Sejamos óbvios. Muito mais grave do que a especulada (e superestimada) conflagração (episódica) de rua decorrente do julgamento de Lula em segunda instância é a permanente mobilização ativista de setores organizados do Judiciário e do Ministério Público para engessar o país. Pacote de ações togadas cujos efeitos políticos a ninguém mais e melhor beneficiam do que ao ex-presidente; mas ele, claro, é a vítima.
Pouca coisa há de mais grave ora em curso no Brasil do que a janotização da atividade judicial: termo por meio do qual defino a glória da politização dos processos; o triunfo das práticas em decorrência das quais já não há mais investigado, indiciado, denunciado ou mesmo réu; o êxito do assassinato seletivo de reputações que fabrica condenados pela palavra exclusiva de um delator antes mesmo de haver ação formal na Justiça. Janotizar — dicionarizemos o verbo: desprezar a técnica, a investigação, a perícia, o sigilo, o rito, o direito à defesa, a Constituição Federal; agir, valendo-se da estrutura pública e dos instrumentos funcionais, com motivação político-partidária e/ou em defesa de interesses de classe; disparar flechas difusas contra inimigos, mas acertar o peito da República; acusar, acusar, acusar.

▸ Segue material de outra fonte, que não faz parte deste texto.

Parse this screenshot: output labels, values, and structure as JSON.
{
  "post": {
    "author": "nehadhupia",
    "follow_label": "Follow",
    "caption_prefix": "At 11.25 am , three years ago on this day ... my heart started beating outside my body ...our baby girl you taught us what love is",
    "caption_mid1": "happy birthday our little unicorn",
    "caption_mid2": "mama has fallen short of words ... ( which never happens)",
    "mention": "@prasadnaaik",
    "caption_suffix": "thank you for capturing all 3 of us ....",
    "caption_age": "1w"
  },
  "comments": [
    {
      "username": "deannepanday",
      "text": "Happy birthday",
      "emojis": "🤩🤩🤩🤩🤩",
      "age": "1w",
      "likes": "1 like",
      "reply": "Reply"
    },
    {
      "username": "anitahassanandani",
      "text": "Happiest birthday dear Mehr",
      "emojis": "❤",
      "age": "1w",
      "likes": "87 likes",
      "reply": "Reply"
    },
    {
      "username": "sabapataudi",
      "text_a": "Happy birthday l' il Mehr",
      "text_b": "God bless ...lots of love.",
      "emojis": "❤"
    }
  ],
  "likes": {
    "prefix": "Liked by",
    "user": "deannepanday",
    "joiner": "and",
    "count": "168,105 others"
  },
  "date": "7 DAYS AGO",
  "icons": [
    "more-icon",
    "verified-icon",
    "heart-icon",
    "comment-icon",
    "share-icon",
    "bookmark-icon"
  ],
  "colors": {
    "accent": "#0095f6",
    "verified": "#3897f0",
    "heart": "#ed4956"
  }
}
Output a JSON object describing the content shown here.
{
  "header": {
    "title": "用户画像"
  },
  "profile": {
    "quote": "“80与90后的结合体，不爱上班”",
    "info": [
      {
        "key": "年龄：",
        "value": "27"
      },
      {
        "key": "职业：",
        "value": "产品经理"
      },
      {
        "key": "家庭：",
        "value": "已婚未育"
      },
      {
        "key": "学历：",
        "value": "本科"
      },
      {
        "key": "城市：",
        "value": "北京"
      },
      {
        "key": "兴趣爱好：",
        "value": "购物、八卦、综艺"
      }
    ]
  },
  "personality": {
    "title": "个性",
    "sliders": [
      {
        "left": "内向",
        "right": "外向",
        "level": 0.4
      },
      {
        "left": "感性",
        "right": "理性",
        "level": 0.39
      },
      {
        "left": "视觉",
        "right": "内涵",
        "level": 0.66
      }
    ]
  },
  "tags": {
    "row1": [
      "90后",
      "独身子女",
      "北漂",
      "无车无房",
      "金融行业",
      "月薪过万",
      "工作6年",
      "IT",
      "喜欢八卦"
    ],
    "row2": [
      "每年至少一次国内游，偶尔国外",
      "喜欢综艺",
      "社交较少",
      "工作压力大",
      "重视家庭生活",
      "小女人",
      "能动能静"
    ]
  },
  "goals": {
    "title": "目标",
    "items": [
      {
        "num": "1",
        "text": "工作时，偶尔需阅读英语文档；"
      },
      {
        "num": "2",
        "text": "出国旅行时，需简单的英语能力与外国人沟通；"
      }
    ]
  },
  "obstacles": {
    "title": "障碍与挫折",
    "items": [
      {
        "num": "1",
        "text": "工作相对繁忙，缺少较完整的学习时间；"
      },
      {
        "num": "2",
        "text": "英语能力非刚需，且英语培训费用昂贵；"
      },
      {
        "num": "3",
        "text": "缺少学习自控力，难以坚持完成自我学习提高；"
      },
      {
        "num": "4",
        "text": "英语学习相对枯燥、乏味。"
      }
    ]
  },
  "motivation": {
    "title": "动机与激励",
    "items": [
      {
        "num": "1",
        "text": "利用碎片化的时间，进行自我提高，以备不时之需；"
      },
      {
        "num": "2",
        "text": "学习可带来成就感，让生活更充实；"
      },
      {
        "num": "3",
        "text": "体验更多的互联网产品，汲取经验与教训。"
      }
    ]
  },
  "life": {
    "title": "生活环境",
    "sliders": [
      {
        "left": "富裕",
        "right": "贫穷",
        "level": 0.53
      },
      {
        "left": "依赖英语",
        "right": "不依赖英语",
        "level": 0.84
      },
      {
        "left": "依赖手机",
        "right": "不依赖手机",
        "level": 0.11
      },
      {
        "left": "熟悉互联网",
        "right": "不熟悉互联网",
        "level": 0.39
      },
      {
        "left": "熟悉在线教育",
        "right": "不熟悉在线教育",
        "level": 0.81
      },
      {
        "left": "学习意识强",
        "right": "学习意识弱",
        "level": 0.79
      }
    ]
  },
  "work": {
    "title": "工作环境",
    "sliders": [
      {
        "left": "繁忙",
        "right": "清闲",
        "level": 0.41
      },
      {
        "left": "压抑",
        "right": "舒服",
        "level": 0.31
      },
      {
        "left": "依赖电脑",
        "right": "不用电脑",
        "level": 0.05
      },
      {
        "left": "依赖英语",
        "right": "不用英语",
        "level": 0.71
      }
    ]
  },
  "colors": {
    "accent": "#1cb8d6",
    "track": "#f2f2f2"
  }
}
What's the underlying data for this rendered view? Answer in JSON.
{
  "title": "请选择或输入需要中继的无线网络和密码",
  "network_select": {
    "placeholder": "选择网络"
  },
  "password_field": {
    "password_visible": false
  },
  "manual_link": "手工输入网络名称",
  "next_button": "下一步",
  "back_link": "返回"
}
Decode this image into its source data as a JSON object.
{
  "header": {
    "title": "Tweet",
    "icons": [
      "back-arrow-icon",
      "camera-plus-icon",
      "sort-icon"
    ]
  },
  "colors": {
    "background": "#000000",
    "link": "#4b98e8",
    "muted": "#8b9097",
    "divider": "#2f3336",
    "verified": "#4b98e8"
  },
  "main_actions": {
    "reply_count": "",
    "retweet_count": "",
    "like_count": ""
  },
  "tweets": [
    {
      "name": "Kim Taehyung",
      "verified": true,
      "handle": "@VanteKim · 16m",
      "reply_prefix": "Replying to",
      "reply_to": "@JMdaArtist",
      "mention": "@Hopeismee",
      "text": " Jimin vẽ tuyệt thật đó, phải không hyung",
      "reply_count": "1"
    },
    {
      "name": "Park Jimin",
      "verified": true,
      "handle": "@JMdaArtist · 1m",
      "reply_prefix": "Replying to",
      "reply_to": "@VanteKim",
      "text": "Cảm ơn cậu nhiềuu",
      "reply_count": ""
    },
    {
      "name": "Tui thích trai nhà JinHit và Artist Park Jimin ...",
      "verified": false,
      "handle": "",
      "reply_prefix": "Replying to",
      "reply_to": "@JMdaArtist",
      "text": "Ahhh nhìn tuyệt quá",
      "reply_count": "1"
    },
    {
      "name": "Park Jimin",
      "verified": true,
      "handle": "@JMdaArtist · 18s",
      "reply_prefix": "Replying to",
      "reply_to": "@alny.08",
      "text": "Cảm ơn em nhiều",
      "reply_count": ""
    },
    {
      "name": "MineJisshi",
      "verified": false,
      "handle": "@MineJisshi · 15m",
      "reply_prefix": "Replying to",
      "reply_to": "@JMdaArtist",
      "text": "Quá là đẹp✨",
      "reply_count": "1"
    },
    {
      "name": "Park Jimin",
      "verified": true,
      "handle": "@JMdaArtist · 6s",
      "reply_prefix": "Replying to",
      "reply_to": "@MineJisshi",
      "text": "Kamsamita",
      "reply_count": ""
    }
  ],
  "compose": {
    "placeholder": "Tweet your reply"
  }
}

Mas criminosa é a política, né? Parabéns. É mesmo inacreditável que tão banalmente os bem-intencionados tenham enterrado a classe política — eleita — e servido de escada para que em seu lugar ascendesse o coletivo de corporações mais poderoso e menos votado do Brasil. É o espírito do tempo, o do Direito voluntarioso, esse em que um juiz se sente à vontade para suspender — por meio de liminar redigida conforme estatuto de DCE — o processo de privatização de uma excrecência como a Eletrobras, uma das superfícies sob a qual a corrupção se alastra; mas que deve ser preservada em nome dos interesses nacionais, ou melhor: dos interesses do funcionalismo público nacional. E o que é um juiz?
Não tenho dúvida sobre a motivação dessas blitzes contra os planos da administração federal tanto quanto estou certo de que só se multiplicarão doravante — ano eleitoral que é: paralisar a agenda reformista, de redução do Estado, posta em prática pelo governo; notadamente, inviabilizar a reforma da Previdência, cujo avanço representaria um baque no conjunto de privilégios da mais alta elite do funcionalismo público, lá onde estão, no topo, magistrados e procuradores. Mas Lula é a vítima, né?